Tuesday, January 27, 2015

Movie review - "The Last of Sheila" (1973) *** (warning: spoilers)

It's not hard to see why theatre and film buffs dig this - it's based on a script by Stephen Sondheim and Anthony Perkins, no less, based on their real life passion for scavenger hunts and games in New York City involving their friends from show biz. It's a murder mystery shot in the South of France with an all star cast playing show biz types, some of whom play characters based on real life types.

It's a very clever story with plenty of twists and turns and you have to pay attention to follow what's going on - I admit I got lost in places and had to look up the story on various websites. It's not like a traditional mystery in that it doesn't have a detective character per se although the last act Richard Benjamin and then James Mason take over.

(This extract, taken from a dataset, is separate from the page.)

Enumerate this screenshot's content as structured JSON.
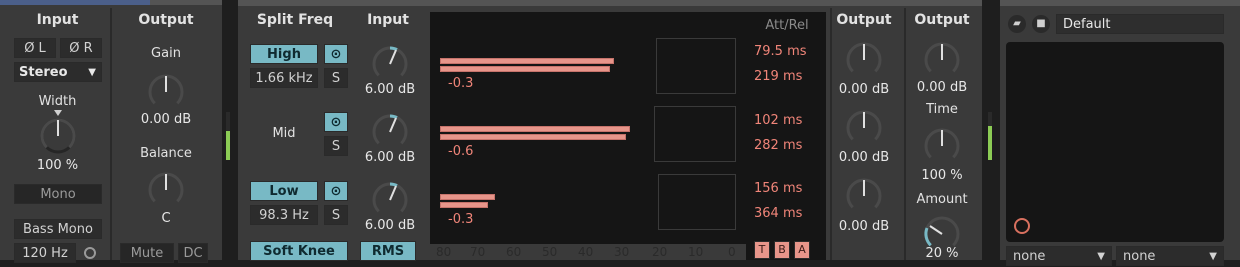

I think that factor may have prevented this becoming a bigger success at the box office - there's no hero to invest in. And yeah yeah I know that's old school, and I'm sounding like a studio suit, but it's something you're used to having, so when you don't, it throws you off. And the person who figures it all out - James Mason - doesn't turn the killer in; he blackmails him into financing a film. And Mason is revealed (I think, anyway) to be a little child molester - so our detective is a pedophile. (Maybe they were meaning late teens or something.)

Another flaw is the characters - only a few really stand out. I know it's hard in an ensemble piece but one feels with a little more fleshing out it could have been done. The stand outs: James Coburn as the super confident, Machiavellian producer; Dyan Cannon's blousy, fast talking, sexually voracious agent based on Sue Mengers (Cannon supposedly gained 19 pounds for the role but she looks pretty good in a bikini); Raquel Welch as a shallow starlet; Richard Benjamin's mysterious screenwriter (with a gay past but now straight... is this based on Herbert Ross? Or the then-recently-turned-straight Anthony Perkins?). 

People who have less of a chance to make an impression include Joan Hackett (not really her fault - she has to play drab), Mason and Ian MacShane (Welch's husband/manager). Everyone's a good actor, I just wish they'd had more to do.

Pleasing views of the south of France. Raquel Welch and Hackett don bikinis too.